I struggle to get in enough time to connect with my kids. It always seems like there is a load of laundry to fold first before I can get around to doing that puzzle with my youngest son.
There is always one more work email to send before I go up to tuck them into bed, just to find out that they have already fallen asleep. I am also guilty of just plain not feeling like taking the time to slow down to be present with them. Especially after a rough day of too many sibling squabbles and sassy retorts. Many times I feel anxious when there are a million things running through my mind that need to get done. I justify putting those things above my kids in priority because they may be more URGENT but not necessarily more IMPORTANT.
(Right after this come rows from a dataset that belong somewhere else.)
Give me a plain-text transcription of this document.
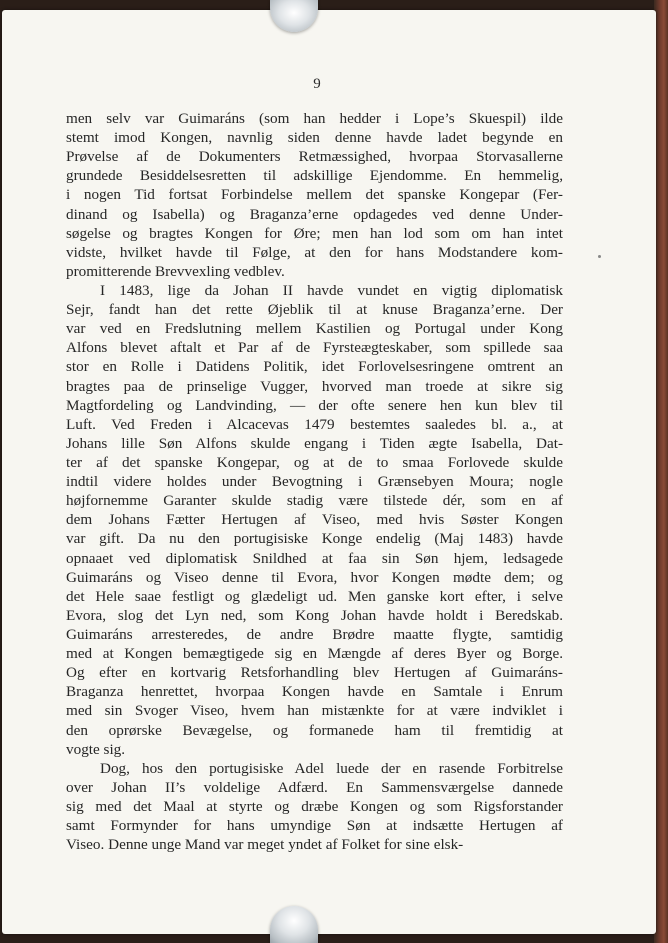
9
men selv var Guimaráns (som han hedder i Lope’s Skuespil) ilde
stemt imod Kongen, navnlig siden denne havde ladet begynde en
Prøvelse af de Dokumenters Retmæssighed, hvorpaa Storvasallerne
grundede Besiddelsesretten til adskillige Ejendomme. En hemmelig,
i nogen Tid fortsat Forbindelse mellem det spanske Kongepar (Fer-
dinand og Isabella) og Braganza’erne opdagedes ved denne Under-
søgelse og bragtes Kongen for Øre; men han lod som om han intet
vidste, hvilket havde til Følge, at den for hans Modstandere kom-
promitterende Brevvexling vedblev.
I 1483, lige da Johan II havde vundet en vigtig diplomatisk
Sejr, fandt han det rette Øjeblik til at knuse Braganza’erne. Der
var ved en Fredslutning mellem Kastilien og Portugal under Kong
Alfons blevet aftalt et Par af de Fyrsteægteskaber, som spillede saa
stor en Rolle i Datidens Politik, idet Forlovelsesringene omtrent an
bragtes paa de prinselige Vugger, hvorved man troede at sikre sig
Magtfordeling og Landvinding, — der ofte senere hen kun blev til
Luft. Ved Freden i Alcacevas 1479 bestemtes saaledes bl. a., at
Johans lille Søn Alfons skulde engang i Tiden ægte Isabella, Dat-
ter af det spanske Kongepar, og at de to smaa Forlovede skulde
indtil videre holdes under Bevogtning i Grænsebyen Moura; nogle
højfornemme Garanter skulde stadig være tilstede dér, som en af
dem Johans Fætter Hertugen af Viseo, med hvis Søster Kongen
var gift. Da nu den portugisiske Konge endelig (Maj 1483) havde
opnaaet ved diplomatisk Snildhed at faa sin Søn hjem, ledsagede
Guimaráns og Viseo denne til Evora, hvor Kongen mødte dem; og
det Hele saae festligt og glædeligt ud. Men ganske kort efter, i selve
Evora, slog det Lyn ned, som Kong Johan havde holdt i Beredskab.
Guimaráns arresteredes, de andre Brødre maatte flygte, samtidig
med at Kongen bemægtigede sig en Mængde af deres Byer og Borge.
Og efter en kortvarig Retsforhandling blev Hertugen af Guimaráns-
Braganza henrettet, hvorpaa Kongen havde en Samtale i Enrum
med sin Svoger Viseo, hvem han mistænkte for at være indviklet i
den oprørske Bevægelse, og formanede ham til fremtidig at
vogte sig.
Dog, hos den portugisiske Adel luede der en rasende Forbitrelse
over Johan II’s voldelige Adfærd. En Sammensværgelse dannede
sig med det Maal at styrte og dræbe Kongen og som Rigsforstander
samt Formynder for hans umyndige Søn at indsætte Hertugen af
Viseo. Denne unge Mand var meget yndet af Folket for sine elsk-
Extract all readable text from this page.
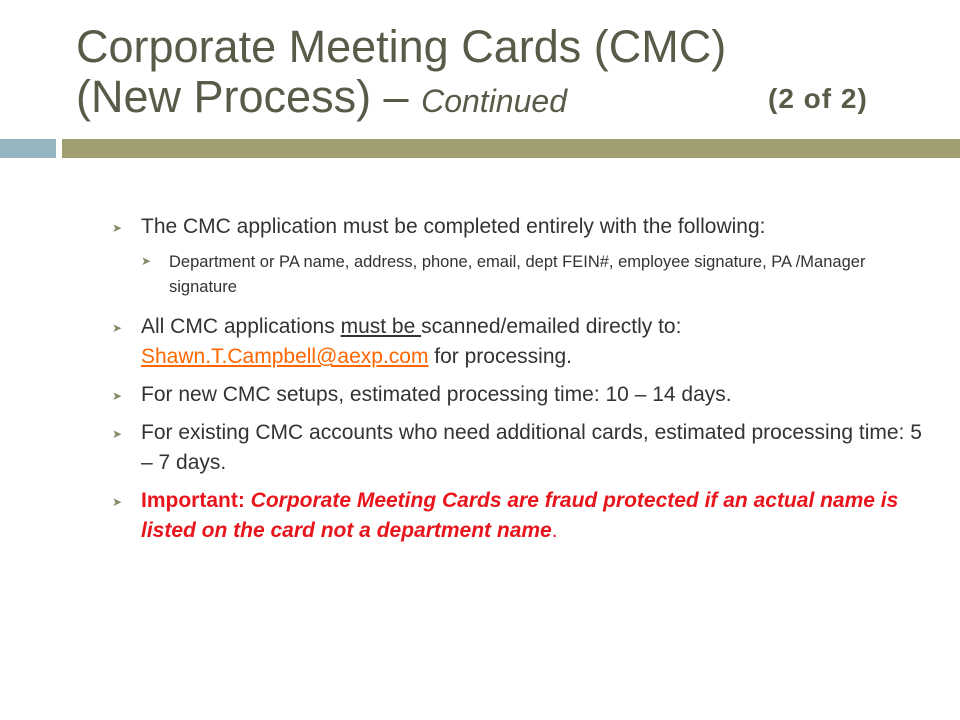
Corporate Meeting Cards (CMC)
(New Process) – Continued	(2 of 2)
➤ The CMC application must be completed entirely with the following:
➤ Department or PA name, address, phone, email, dept FEIN#, employee signature, PA /Manager signature
➤ All CMC applications must be scanned/emailed directly to: Shawn.T.Campbell@aexp.com for processing.
➤ For new CMC setups, estimated processing time: 10 – 14 days.
➤ For existing CMC accounts who need additional cards, estimated processing time: 5 – 7 days.
➤ Important: Corporate Meeting Cards are fraud protected if an actual name is listed on the card not a department name.
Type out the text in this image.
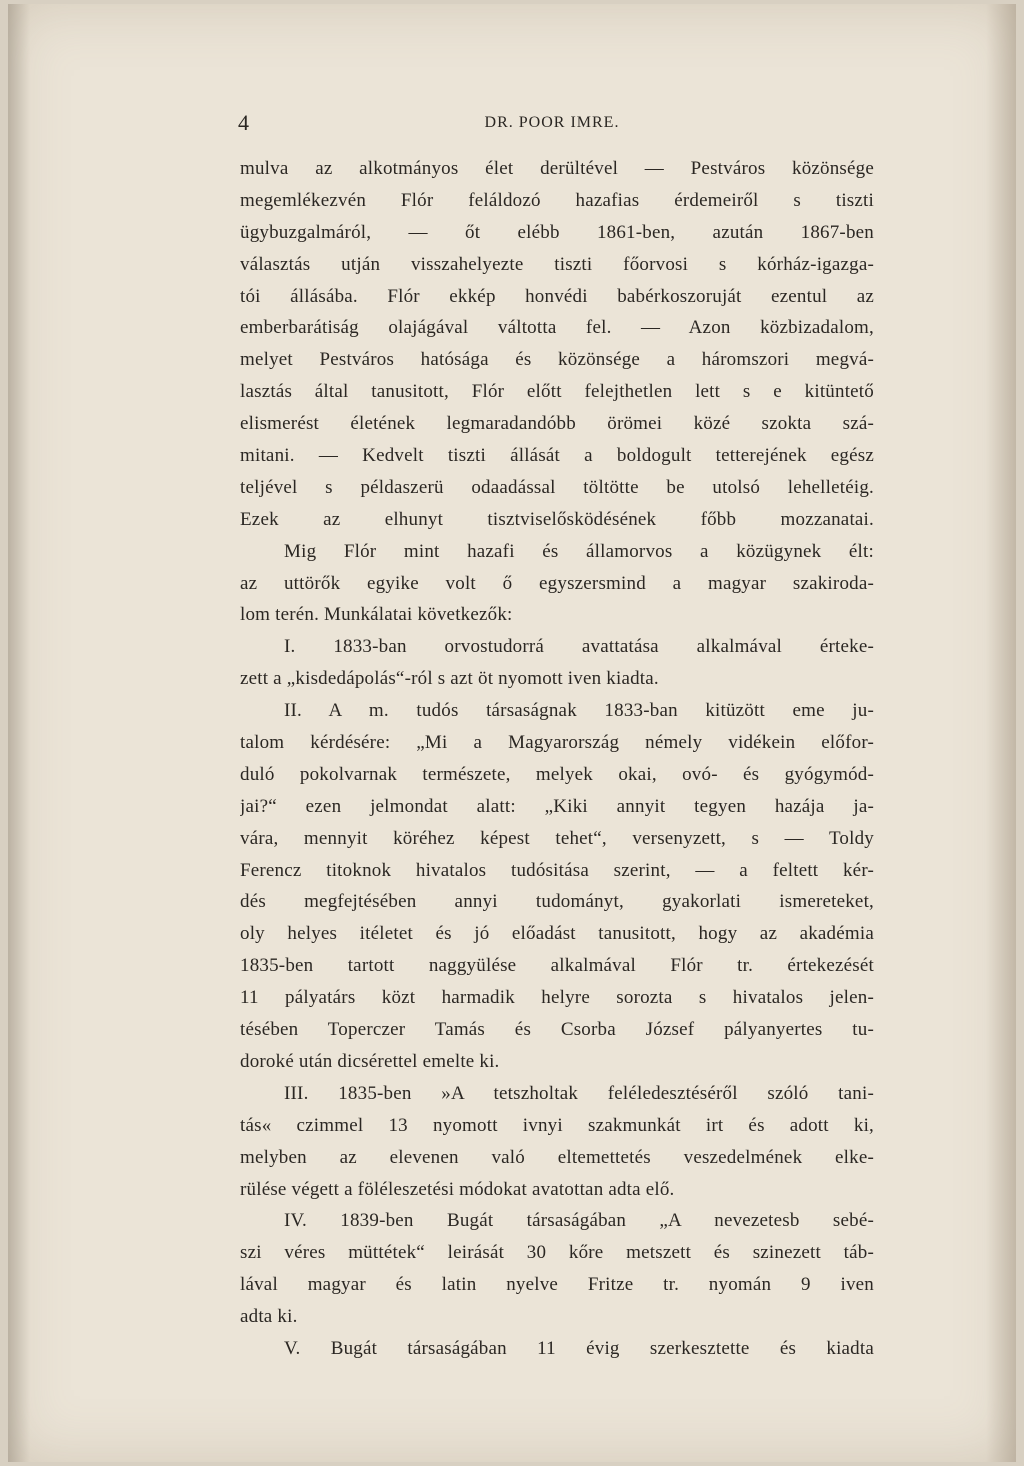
4	DR. POOR IMRE.
mulva az alkotmányos élet derültével — Pestváros közönsége
megemlékezvén Flór feláldozó hazafias érdemeiről s tiszti
ügybuzgalmáról, — őt elébb 1861-ben, azután 1867-ben
választás utján visszahelyezte tiszti főorvosi s kórház-igazga-
tói állásába. Flór ekkép honvédi babérkoszoruját ezentul az
emberbarátiság olajágával váltotta fel. — Azon közbizadalom,
melyet Pestváros hatósága és közönsége a háromszori megvá-
lasztás által tanusitott, Flór előtt felejthetlen lett s e kitüntető
elismerést életének legmaradandóbb örömei közé szokta szá-
mitani. — Kedvelt tiszti állását a boldogult tetterejének egész
teljével s példaszerü odaadással töltötte be utolsó lehelletéig.
Ezek az elhunyt tisztviselősködésének főbb mozzanatai.
Mig Flór mint hazafi és államorvos a közügynek élt:
az uttörők egyike volt ő egyszersmind a magyar szakiroda-
lom terén. Munkálatai következők:
I. 1833-ban orvostudorrá avattatása alkalmával érteke-
zett a „kisdedápolás“-ról s azt öt nyomott iven kiadta.
II. A m. tudós társaságnak 1833-ban kitüzött eme ju-
talom kérdésére: „Mi a Magyarország némely vidékein előfor-
duló pokolvarnak természete, melyek okai, ovó- és gyógymód-
jai?“ ezen jelmondat alatt: „Kiki annyit tegyen hazája ja-
vára, mennyit köréhez képest tehet“, versenyzett, s — Toldy
Ferencz titoknok hivatalos tudósitása szerint, — a feltett kér-
dés megfejtésében annyi tudományt, gyakorlati ismereteket,
oly helyes itéletet és jó előadást tanusitott, hogy az akadémia
1835-ben tartott naggyülése alkalmával Flór tr. értekezését
11 pályatárs közt harmadik helyre sorozta s hivatalos jelen-
tésében Toperczer Tamás és Csorba József pályanyertes tu-
doroké után dicsérettel emelte ki.
III. 1835-ben »A tetszholtak feléledesztéséről szóló tani-
tás« czimmel 13 nyomott ivnyi szakmunkát irt és adott ki,
melyben az elevenen való eltemettetés veszedelmének elke-
rülése végett a föléleszetési módokat avatottan adta elő.
IV. 1839-ben Bugát társaságában „A nevezetesb sebé-
szi véres müttétek“ leirását 30 kőre metszett és szinezett táb-
lával magyar és latin nyelve Fritze tr. nyomán 9 iven
adta ki.
V. Bugát társaságában 11 évig szerkesztette és kiadta
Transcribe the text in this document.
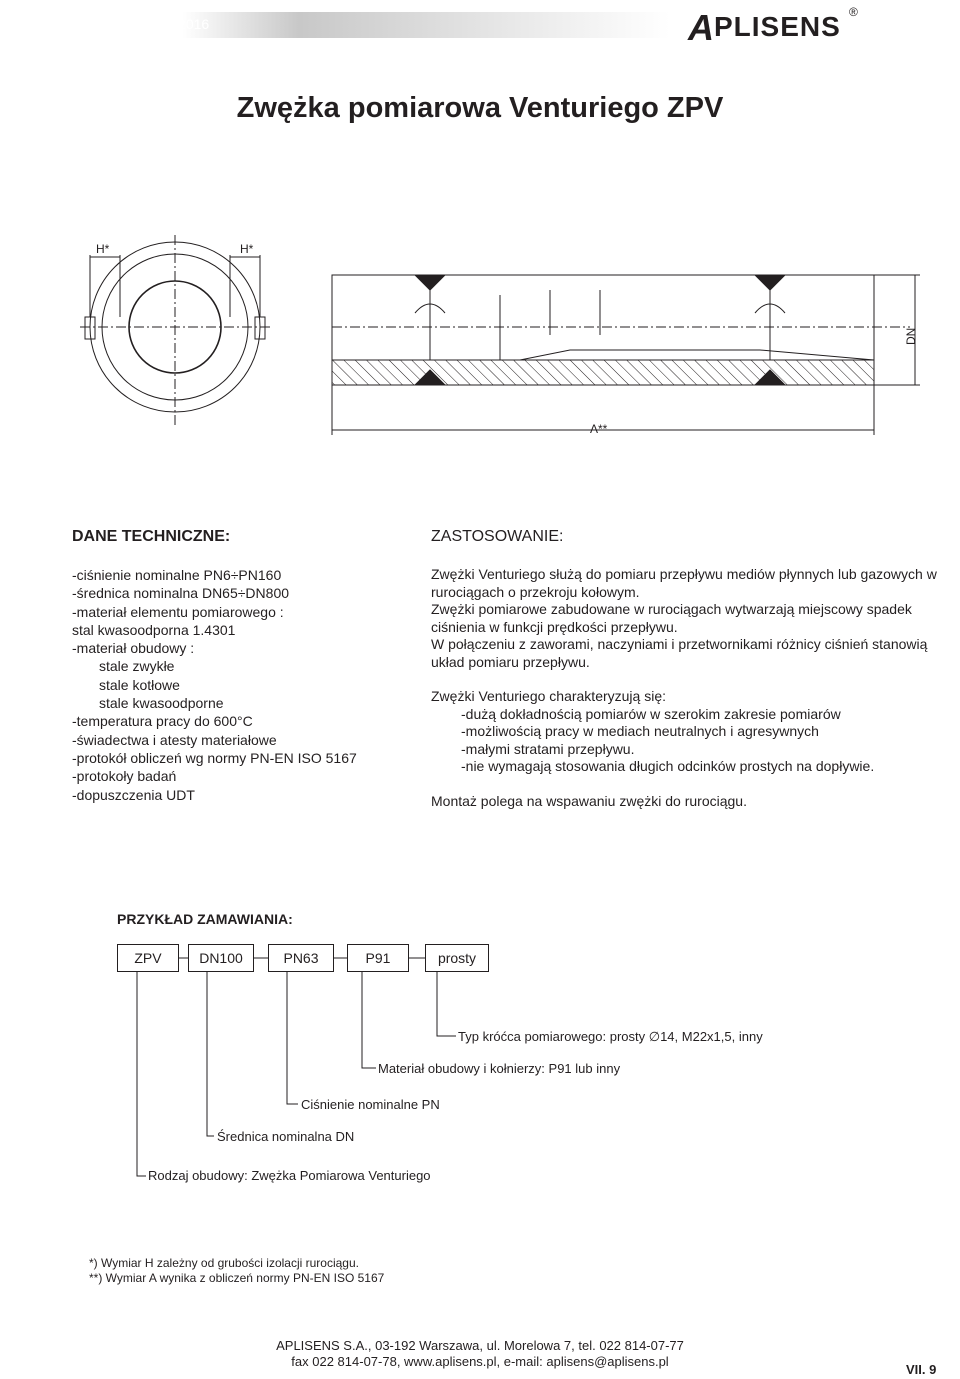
2015/2016	A PLISENS ®
Zwężka pomiarowa Venturiego ZPV
H*	H*
DN
A**
DANE TECHNICZNE:
-ciśnienie nominalne PN6÷PN160
-średnica nominalna DN65÷DN800
-materiał elementu pomiarowego :
stal kwasoodporna 1.4301
-materiał obudowy :
stale zwykłe
stale kotłowe
stale kwasoodporne
-temperatura pracy do 600°C
-świadectwa i atesty materiałowe
-protokół obliczeń wg normy PN-EN ISO 5167
-protokoły badań
-dopuszczenia UDT
ZASTOSOWANIE:

Zwężki Venturiego służą do pomiaru przepływu mediów płynnych lub gazowych w rurociągach o przekroju kołowym.

Zwężki pomiarowe zabudowane w rurociągach wytwarzają miejscowy spadek ciśnienia w funkcji prędkości przepływu.

W połączeniu z zaworami, naczyniami i przetwornikami różnicy ciśnień stanowią układ pomiaru przepływu.

Zwężki Venturiego charakteryzują się:

-dużą dokładnością pomiarów w szerokim zakresie pomiarów

-możliwością pracy w mediach neutralnych i agresywnych

-małymi stratami przepływu.

-nie wymagają stosowania długich odcinków prostych na dopływie.

Montaż polega na wspawaniu zwężki do rurociągu.

PRZYKŁAD ZAMAWIANIA:
ZPV	DN100	PN63	P91	prosty
Typ króćca pomiarowego: prosty ∅14, M22x1,5, inny
Materiał obudowy i kołnierzy: P91 lub inny
Ciśnienie nominalne PN
Średnica nominalna DN
Rodzaj obudowy: Zwężka Pomiarowa Venturiego
*) Wymiar H zależny od grubości izolacji rurociągu.
**) Wymiar A wynika z obliczeń normy PN-EN ISO 5167
APLISENS S.A., 03-192 Warszawa, ul. Morelowa 7, tel. 022 814-07-77
fax 022 814-07-78, www.aplisens.pl, e-mail: aplisens@aplisens.pl
VII. 9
Then I have to remind myself that my child is more important than that load of laundry. Laundry will ALWAYS be there, but my child won’t. Before long, they will be gone. They will move out of the home, and I will no longer be #1 in their life. The time is NOW to solidify those connections. Time is ticking.

Love is spelled: T-I-M-E

I know this.

We all know this, but do we make it happen? Let’s be honest. It can be hard to actually put them into action. That is why I have learned the importance of scheduling these times on the calendar. Just like an important work conference call gets scheduled, so does my time with my kids. Instead of trying to fit my kids around my schedule, I now fit my schedule around my kids.

I know things may not always go as planned and we have to adjust the plans sometimes, but here are three ways I have started scheduling more quality time to connect with my kids:

1. Screen Time Fast
I have a reminder scheduled on my phone to go off between the hours of 6 and 8 p.m. During those two hours, all electronics are put away and we spend that time with family. We cook together, eat dinner together, play games, talk, read, etc. It made me realize how both my husband and I are both attached (maybe addicted) to checking and being on our devices every five minutes. We even told our kids to remind us in case we forget and slip up. They are always more than willing to remind us. It’s only two hours a day, but I know that it is making a difference in my relationships with my children.

2. Tucking in My Kids at Night
I still have wonderful memories of my Dad tucking me in at night. I would always ask him to tell me a story about when he was little. He told some of the most silliest stories. It is one of my favorite memories of when I was little. Tweens and teens may not like the term “tucking in”, but you can call it “Talk Time” or “Hang Out Time” for them. It doesn’t even have to be for very long. Just ten minutes would be enough to make a difference over the long term. These are times when my older children will open up to me a bit more than they would during the day with other family members around. Just talking about their day with them and letting them lead the conversation makes them feel loved and heard.

3. One-on-One “Dates”
Once a month, I have on my calendar to have a date with one child. Since I have four kids, that means each one gets 3 special dates per year with me. My husband does the same thing, so they get a total of 6 one-on-one dates a year between the two of us. I have these scheduled out for the entire year. That way, it doesn’t get pushed to the back burner. It is a priority. The dates don’t have to be extravagant or expensive. They can be going to the mall and playing video games together for a of couple hours, going to the local park to play tennis, or to the lake to ride the paddle boats. Just as long as it is an activity that you are face to face. Going to see a movie is okay once in a while, but I try to avoid doing often since there is more staring at a screen than there is talking and interacting.

Owen and I on our “date” to Build A Bear

My husband and I also started a tradition of taking each child on a short (long weekend) one-on-one trip when they turn 12 years old. I took my oldest daughter on a trip two years ago to New York City with Adventures by Disney. It was such a fun and unique way to connect with each other, hanging out and exploring the “Big Apple”, just the two of us (and our tour group). I will be doing something similar with my other daughter who is turning 12 very soon.

On a tour with Adventures By Disney in New York City

I’ve learned in my 14 short years of being a parent, that time with my children is one of the best gifts I can give them. In order to have a good relationship with them, we have to be connected. I’ll admit that sometimes my negative interactions out number the positive ones for the day. These scheduled bonding times like the “Tuck in” or “screen time fast” help reset for the next day. It’s not always easy to just drop everything and do it every time, but I just remind myself that I need to connect with my kids. Those emails and dirty socks can wait.